P.E. and recess are being eliminated because they aren’t perceived as important, says Drain, a pity because children need at least 60 minutes of vigorous physical activity every day and they aren’t getting it.

Moving more, especially outside, positively influences your health and well-being, says Nancy Kaiser, interpretive services manager for the East Bay Regional Park District. “Getting outside provides more intricate layers of sensory involvement than screen time does,” says Kaiser.

To enrich your kids’ outdoor experience, teach your children to walk in and really observe their outside world. Help them look at the surrounding plants and animals; have them listen to the sounds of nature; encourage them to inhale the scents and touch the textures. Studying plants, critters and birds in kids’ own backyard or neighborhood, Kaiser says, improves kids’ cognitive abilities, and even better, it’s free. Sound a little too boring for your technology-savvy kids? Let them use apps on a smart phone to identify the plants, insects and birds, which, in the East Bay, can be done anytime.

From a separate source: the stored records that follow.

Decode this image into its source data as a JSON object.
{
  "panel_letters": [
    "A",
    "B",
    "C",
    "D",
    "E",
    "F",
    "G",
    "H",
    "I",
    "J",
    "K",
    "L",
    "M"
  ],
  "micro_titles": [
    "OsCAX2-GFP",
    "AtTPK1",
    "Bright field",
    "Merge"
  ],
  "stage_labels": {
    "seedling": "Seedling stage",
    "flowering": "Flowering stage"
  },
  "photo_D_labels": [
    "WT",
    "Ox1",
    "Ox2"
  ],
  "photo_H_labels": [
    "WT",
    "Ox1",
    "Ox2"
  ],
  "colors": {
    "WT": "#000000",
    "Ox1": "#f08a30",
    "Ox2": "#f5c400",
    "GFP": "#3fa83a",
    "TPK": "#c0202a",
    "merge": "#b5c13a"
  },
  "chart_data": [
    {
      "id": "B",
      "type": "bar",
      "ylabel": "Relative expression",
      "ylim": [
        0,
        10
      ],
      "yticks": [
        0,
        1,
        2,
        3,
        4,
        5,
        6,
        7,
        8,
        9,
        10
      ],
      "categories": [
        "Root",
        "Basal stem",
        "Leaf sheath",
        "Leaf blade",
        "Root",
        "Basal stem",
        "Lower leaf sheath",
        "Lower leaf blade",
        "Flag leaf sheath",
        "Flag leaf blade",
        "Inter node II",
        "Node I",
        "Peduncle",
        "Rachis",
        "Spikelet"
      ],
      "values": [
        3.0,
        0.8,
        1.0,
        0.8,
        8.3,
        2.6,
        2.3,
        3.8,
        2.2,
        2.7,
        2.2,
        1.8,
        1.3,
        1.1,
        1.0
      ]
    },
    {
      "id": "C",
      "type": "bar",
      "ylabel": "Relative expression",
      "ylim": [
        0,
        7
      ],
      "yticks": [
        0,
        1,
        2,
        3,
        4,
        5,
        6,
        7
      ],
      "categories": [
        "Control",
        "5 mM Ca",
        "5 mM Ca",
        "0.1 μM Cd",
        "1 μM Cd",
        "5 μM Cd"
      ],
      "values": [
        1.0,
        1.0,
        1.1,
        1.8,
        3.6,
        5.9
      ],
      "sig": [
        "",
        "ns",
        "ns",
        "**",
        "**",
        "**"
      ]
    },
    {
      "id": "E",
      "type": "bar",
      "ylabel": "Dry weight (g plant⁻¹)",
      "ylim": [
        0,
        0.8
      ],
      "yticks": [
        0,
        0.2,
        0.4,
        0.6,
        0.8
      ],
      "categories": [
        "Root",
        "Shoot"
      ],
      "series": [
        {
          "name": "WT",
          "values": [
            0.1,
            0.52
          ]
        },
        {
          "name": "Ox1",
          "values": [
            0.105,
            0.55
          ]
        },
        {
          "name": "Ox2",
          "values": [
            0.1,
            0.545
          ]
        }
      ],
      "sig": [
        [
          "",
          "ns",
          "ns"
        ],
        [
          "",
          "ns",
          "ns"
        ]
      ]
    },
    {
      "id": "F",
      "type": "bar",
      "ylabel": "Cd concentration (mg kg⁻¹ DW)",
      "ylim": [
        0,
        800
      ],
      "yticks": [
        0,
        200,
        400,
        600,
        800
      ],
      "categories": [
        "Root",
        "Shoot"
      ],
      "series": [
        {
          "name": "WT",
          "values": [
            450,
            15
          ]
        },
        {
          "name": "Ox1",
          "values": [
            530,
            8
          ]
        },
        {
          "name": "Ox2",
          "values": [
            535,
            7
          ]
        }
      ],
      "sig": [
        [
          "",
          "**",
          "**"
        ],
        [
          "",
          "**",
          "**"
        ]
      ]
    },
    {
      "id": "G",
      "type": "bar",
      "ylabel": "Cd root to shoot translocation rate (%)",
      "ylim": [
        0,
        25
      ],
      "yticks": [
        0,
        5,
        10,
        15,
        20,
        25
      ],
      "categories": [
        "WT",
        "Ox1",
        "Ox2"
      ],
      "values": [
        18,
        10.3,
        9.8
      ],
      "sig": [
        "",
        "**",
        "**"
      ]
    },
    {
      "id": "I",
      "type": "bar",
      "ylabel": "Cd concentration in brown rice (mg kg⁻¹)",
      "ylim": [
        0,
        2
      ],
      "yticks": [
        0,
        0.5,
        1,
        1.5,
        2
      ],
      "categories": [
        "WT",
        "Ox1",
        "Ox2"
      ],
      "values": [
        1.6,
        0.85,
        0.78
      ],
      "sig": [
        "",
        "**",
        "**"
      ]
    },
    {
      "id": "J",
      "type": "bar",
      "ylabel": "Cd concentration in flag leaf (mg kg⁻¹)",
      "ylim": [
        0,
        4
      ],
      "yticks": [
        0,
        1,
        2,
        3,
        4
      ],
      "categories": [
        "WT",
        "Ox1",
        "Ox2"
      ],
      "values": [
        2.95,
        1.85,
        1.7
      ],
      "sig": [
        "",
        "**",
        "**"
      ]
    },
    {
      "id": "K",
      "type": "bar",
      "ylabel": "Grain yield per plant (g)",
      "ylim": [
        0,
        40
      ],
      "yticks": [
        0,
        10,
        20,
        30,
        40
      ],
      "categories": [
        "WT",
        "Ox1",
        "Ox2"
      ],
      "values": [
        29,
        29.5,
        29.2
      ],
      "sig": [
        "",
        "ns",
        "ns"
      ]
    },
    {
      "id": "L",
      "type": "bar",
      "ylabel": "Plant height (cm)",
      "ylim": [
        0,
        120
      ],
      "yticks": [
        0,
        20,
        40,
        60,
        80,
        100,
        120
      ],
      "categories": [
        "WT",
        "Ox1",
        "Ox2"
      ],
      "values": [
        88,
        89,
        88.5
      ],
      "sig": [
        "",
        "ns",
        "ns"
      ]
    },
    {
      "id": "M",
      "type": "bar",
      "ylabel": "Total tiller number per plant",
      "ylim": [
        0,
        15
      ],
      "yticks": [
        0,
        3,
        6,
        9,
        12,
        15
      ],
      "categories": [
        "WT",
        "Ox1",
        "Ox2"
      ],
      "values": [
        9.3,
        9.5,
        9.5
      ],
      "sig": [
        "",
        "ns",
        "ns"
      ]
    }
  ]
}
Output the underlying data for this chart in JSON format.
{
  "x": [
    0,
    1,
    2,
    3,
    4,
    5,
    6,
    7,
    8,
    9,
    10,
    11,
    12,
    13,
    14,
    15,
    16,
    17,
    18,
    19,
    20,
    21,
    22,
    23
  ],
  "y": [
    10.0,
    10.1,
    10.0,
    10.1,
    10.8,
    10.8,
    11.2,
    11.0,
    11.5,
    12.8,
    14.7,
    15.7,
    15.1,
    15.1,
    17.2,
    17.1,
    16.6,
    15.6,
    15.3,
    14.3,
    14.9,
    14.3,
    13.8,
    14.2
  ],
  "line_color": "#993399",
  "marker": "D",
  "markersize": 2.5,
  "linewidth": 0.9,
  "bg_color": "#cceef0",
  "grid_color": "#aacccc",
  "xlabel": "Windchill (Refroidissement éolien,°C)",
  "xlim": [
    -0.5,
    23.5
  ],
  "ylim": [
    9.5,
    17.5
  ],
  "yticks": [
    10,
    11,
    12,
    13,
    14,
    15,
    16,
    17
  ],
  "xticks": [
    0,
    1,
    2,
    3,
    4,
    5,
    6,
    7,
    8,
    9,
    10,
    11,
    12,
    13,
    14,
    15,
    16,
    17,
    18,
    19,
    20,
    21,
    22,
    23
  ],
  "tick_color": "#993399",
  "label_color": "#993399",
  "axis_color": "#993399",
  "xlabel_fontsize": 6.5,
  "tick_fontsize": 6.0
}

“Winter is a magical time to go outdoors,” says Kaiser. “Just dress appropriately for the weather.”

EBRP (www.ebparks.org) offers varied venues and activities year round to help East Bay families get outside. Check out

  • Wednesday Walks — Any age can participate in these hikes that explore different unique habitats of the East Bay.
  • Ardenwood Historic Farm — Every weekend is filled with activities for the entire family at this working farm.
  • Biking — With 1,100 miles of park land for bikers, there’s everything from paved flat paths to remote back country trails.
  • Black Diamond Mines Regional Preserve — This is an ideal location for hiking, picnicking and nature study.
  • Drain suggests doing what you did when you were a kid: Play in a creek, climb trees, build forts or play hide and seek, street hockey, tag or kick the can.

“Children have amazing imaginations and the capacity to entertain themselves,” says Drain. “All they need is someone to play with and a safe place to play.”

Because today’s youth don’t explore outdoor activities, lack physical exercise and have increased health risks, the California Roundtable on Recreation, Parks and Tourism was prompted to adopt the California Children’s Outdoor Bill of Rights. This initiative recommends a list of experiences every child living in California would benefit from experiencing before entering high school, and they range from swimming and fishing to camping and exploring.

Kaiser says her organization has adopted this philosophy and partnered with the California Roundtable to provide these experiences. The California Roundtable is an independent nonprofit organization that promotes public and private outdoor recreational efforts in California.

“Children should have the right to ride a bike and swim,” says Kaiser. “And parents should spend outdoor time with their children because it’s a wonderful commitment and it means so much to kids.”

Above all, Drain says, remember to be a good role model, because children are more likely to be active if their parents are active. Keep it fun, too, so kids will want to repeat the activity, and try to weave in some movement outside into every day.

Kaiser says you don’t have to travel or pay money to do most of the activities mentioned. You can find them in your backyard or local park, and they will serve as gateways to new adventures down the road. Maybe you’ll go camping or picnicking and in the process feed your family’s sense of exploration and wonder.